My Google Reader Feed (which I read using the iPad and iPhone app, Feedler)  was full today with snippets about Willow Palin’s gay slur, and how Gay tea baggers are defending her. Yes, I used “gay tea bagger” intentionally, and I’ll write about that later. But in this post, I want to stick with my base question: Do we love homophobes? Or perhaps a better question, is this: Have we learned nothing from the recent increase in gay teen suicides and the anti-bullying efforts?

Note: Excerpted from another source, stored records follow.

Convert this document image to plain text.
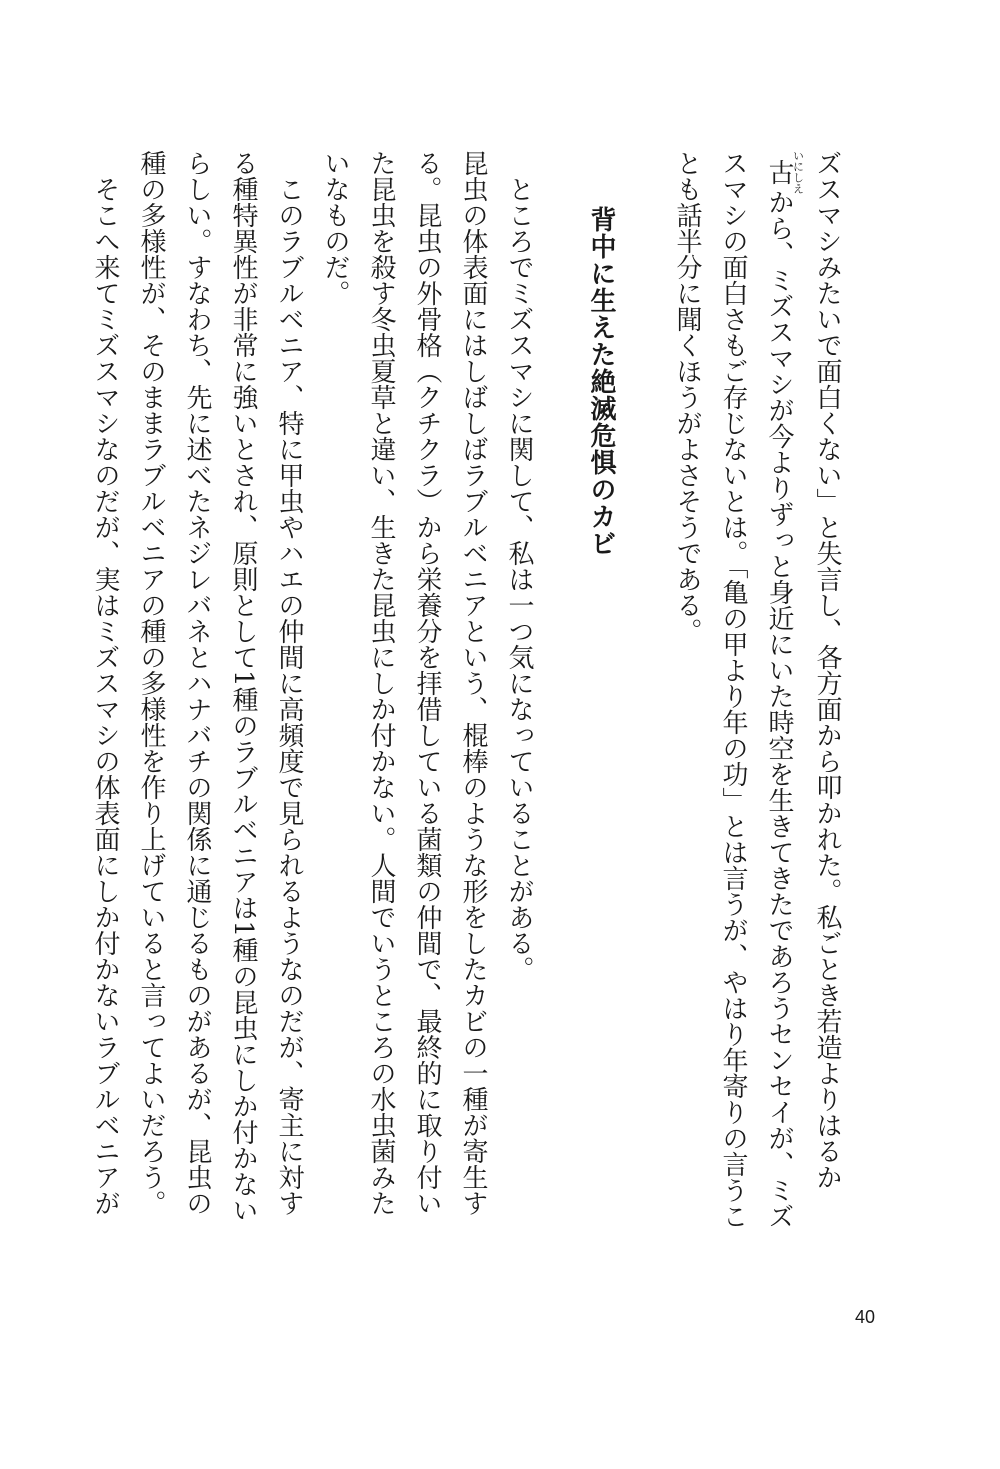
ズスマシみたいで面白くない」と失言し、各方面から叩かれた。私ごとき若造よりはるか

古いにしえから、ミズスマシが今よりずっと身近にいた時空を生きてきたであろうセンセイが、ミズスマシの面白さもご存じないとは。「亀の甲より年の功」とは言うが、やはり年寄りの言うことも話半分に聞くほうがよさそうである。

背中に生えた絶滅危惧のカビ

　ところでミズスマシに関して、私は一つ気になっていることがある。

昆虫の体表面にはしばしばラブルベニアという、棍棒のような形をしたカビの一種が寄生する。昆虫の外骨格（クチクラ）から栄養分を拝借している菌類の仲間で、最終的に取り付いた昆虫を殺す冬虫夏草と違い、生きた昆虫にしか付かない。人間でいうところの水虫菌みたいなものだ。

　このラブルベニア、特に甲虫やハエの仲間に高頻度で見られるようなのだが、寄主に対する種特異性が非常に強いとされ、原則として1種のラブルベニアは1種の昆虫にしか付かないらしい。すなわち、先に述べたネジレバネとハナバチの関係に通じるものがあるが、昆虫の種の多様性が、そのままラブルベニアの種の多様性を作り上げていると言ってよいだろう。

　そこへ来てミズスマシなのだが、実はミズスマシの体表面にしか付かないラブルベニアが

40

I think we haven’t, learned much that is. I think too many within the Gay Press, the blogosphere, and social media in general, just love the word homophobe. The goal is to find a label so vile and nasty and othered, that people will be embarrassed, ashamed, hated, or whatever when that term is applied. And if that strategy sounds familiar, it ought to. It is the exact same strategy that the Far Right uses against Gay, Lesbian, Bisexual, and Transgender people. I guess we learned that lesson pretty well.

A case can be made, perhaps, if you work really hard, that the use of gay slurs is a product of homophobia, many many steps removed. Like if you drop a pebble into a pond, and then watch the ripple it causes. Ten feet or twenty feet away from where the pebble entered the water, there is still a ripple. Small, but still a little connected to the initial causation. Gay slurs, like Willow Palin’s is like that.But this homophobia is an institutionalized homophobia. Actions (and words are actions) rooted in a deep and underlying sense that it is acceptable to attack someone with a gay slur, are just that actions, and violent in a way because their purpose is to cause some damage. People who try and harm others are bullies more than they are homophobes.

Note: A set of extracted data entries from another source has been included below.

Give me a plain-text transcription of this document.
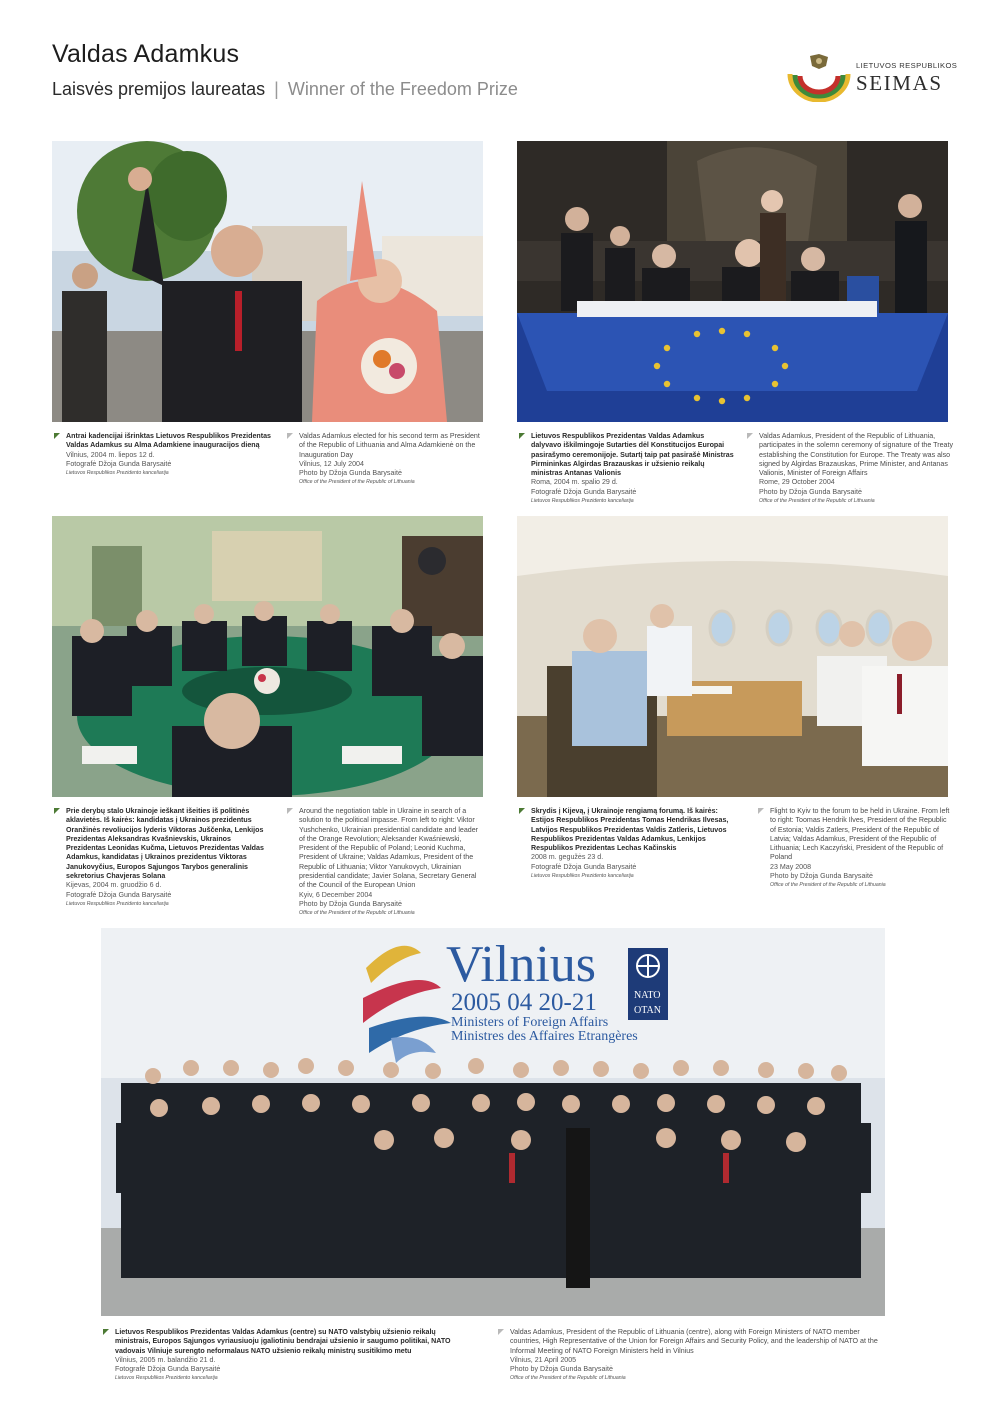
Valdas Adamkus
Laisvės premijos laureatas | Winner of the Freedom Prize
LIETUVOS RESPUBLIKOS
SEIMAS
Antrai kadencijai išrinktas Lietuvos Respublikos Prezidentas Valdas Adamkus su Alma Adamkiene inauguracijos dieną
Vilnius, 2004 m. liepos 12 d.
Fotografė Džoja Gunda Barysaitė
Lietuvos Respublikos Prezidento kanceliarija
Valdas Adamkus elected for his second term as President of the Republic of Lithuania and Alma Adamkienė on the Inauguration Day
Vilnius, 12 July 2004
Photo by Džoja Gunda Barysaitė
Office of the President of the Republic of Lithuania
Lietuvos Respublikos Prezidentas Valdas Adamkus dalyvavo iškilmingoje Sutarties dėl Konstitucijos Europai pasirašymo ceremonijoje. Sutartį taip pat pasirašė Ministras Pirmininkas Algirdas Brazauskas ir užsienio reikalų ministras Antanas Valionis
Roma, 2004 m. spalio 29 d.
Fotografė Džoja Gunda Barysaitė
Lietuvos Respublikos Prezidento kanceliarija
Valdas Adamkus, President of the Republic of Lithuania, participates in the solemn ceremony of signature of the Treaty establishing the Constitution for Europe. The Treaty was also signed by Algirdas Brazauskas, Prime Minister, and Antanas Valionis, Minister of Foreign Affairs
Rome, 29 October 2004
Photo by Džoja Gunda Barysaitė
Office of the President of the Republic of Lithuania
Prie derybų stalo Ukrainoje ieškant išeities iš politinės aklavietės. Iš kairės: kandidatas į Ukrainos prezidentus Oranžinės revoliucijos lyderis Viktoras Juščenka, Lenkijos Prezidentas Aleksandras Kvašnievskis, Ukrainos Prezidentas Leonidas Kučma, Lietuvos Prezidentas Valdas Adamkus, kandidatas į Ukrainos prezidentus Viktoras Janukovyčius, Europos Sąjungos Tarybos generalinis sekretorius Chavjeras Solana
Kijevas, 2004 m. gruodžio 6 d.
Fotografė Džoja Gunda Barysaitė
Lietuvos Respublikos Prezidento kanceliarija
Around the negotiation table in Ukraine in search of a solution to the political impasse. From left to right: Viktor Yushchenko, Ukrainian presidential candidate and leader of the Orange Revolution; Aleksander Kwaśniewski, President of the Republic of Poland; Leonid Kuchma, President of Ukraine; Valdas Adamkus, President of the Republic of Lithuania; Viktor Yanukovych, Ukrainian presidential candidate; Javier Solana, Secretary General of the Council of the European Union
Kyiv, 6 December 2004
Photo by Džoja Gunda Barysaitė
Office of the President of the Republic of Lithuania
Skrydis į Kijevą, į Ukrainoje rengiamą forumą. Iš kairės: Estijos Respublikos Prezidentas Tomas Hendrikas Ilvesas, Latvijos Respublikos Prezidentas Valdis Zatleris, Lietuvos Respublikos Prezidentas Valdas Adamkus, Lenkijos Respublikos Prezidentas Lechas Kačinskis
2008 m. gegužės 23 d.
Fotografė Džoja Gunda Barysaitė
Lietuvos Respublikos Prezidento kanceliarija
Flight to Kyiv to the forum to be held in Ukraine. From left to right: Toomas Hendrik Ilves, President of the Republic of Estonia; Valdis Zatlers, President of the Republic of Latvia; Valdas Adamkus, President of the Republic of Lithuania; Lech Kaczyński, President of the Republic of Poland
23 May 2008
Photo by Džoja Gunda Barysaitė
Office of the President of the Republic of Lithuania
Vilnius
2005 04 20-21
Ministers of Foreign Affairs
Ministres des Affaires Etrangères
NATO
OTAN
Lietuvos Respublikos Prezidentas Valdas Adamkus (centre) su NATO valstybių užsienio reikalų ministrais, Europos Sąjungos vyriausiuoju įgaliotiniu bendrajai užsienio ir saugumo politikai, NATO vadovais Vilniuje surengto neformalaus NATO užsienio reikalų ministrų susitikimo metu
Vilnius, 2005 m. balandžio 21 d.
Fotografė Džoja Gunda Barysaitė
Lietuvos Respublikos Prezidento kanceliarija
Valdas Adamkus, President of the Republic of Lithuania (centre), along with Foreign Ministers of NATO member countries, High Representative of the Union for Foreign Affairs and Security Policy, and the leadership of NATO at the Informal Meeting of NATO Foreign Ministers held in Vilnius
Vilnius, 21 April 2005
Photo by Džoja Gunda Barysaitė
Office of the President of the Republic of Lithuania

But I started this post with a question worth going back to: Do we love homophobes? Where the notion of “we” is the collective LGBT communities.  I think we do. I think we want there to be homophobes and if we can’t really find them, we labels others as homophobes, because it gives us someone to other, and blame and we can own our place as their victim. It sets up an us vs them state, and that is a place we know how to operate from.

So, check it out and tell me what you think. Here is some story about the Willow’s words: http://www.newser.com/story/105498/willow-palin-rips-moms-critic-with-gay-slurs.html. And then, there are these gay tea baggers who say she isn’t a homophobe: http://www.tmz.com/2010/11/17/willow-palin-sarah-palin-goproud-tea-party-republicans-conservative-homophobic-gay/

When it really doesn’t matter if she is or isn’t. Using gay slurs like that is unacceptable. Period.

I wanted to say more about gay tea baggers.  Another post, OK? See you then.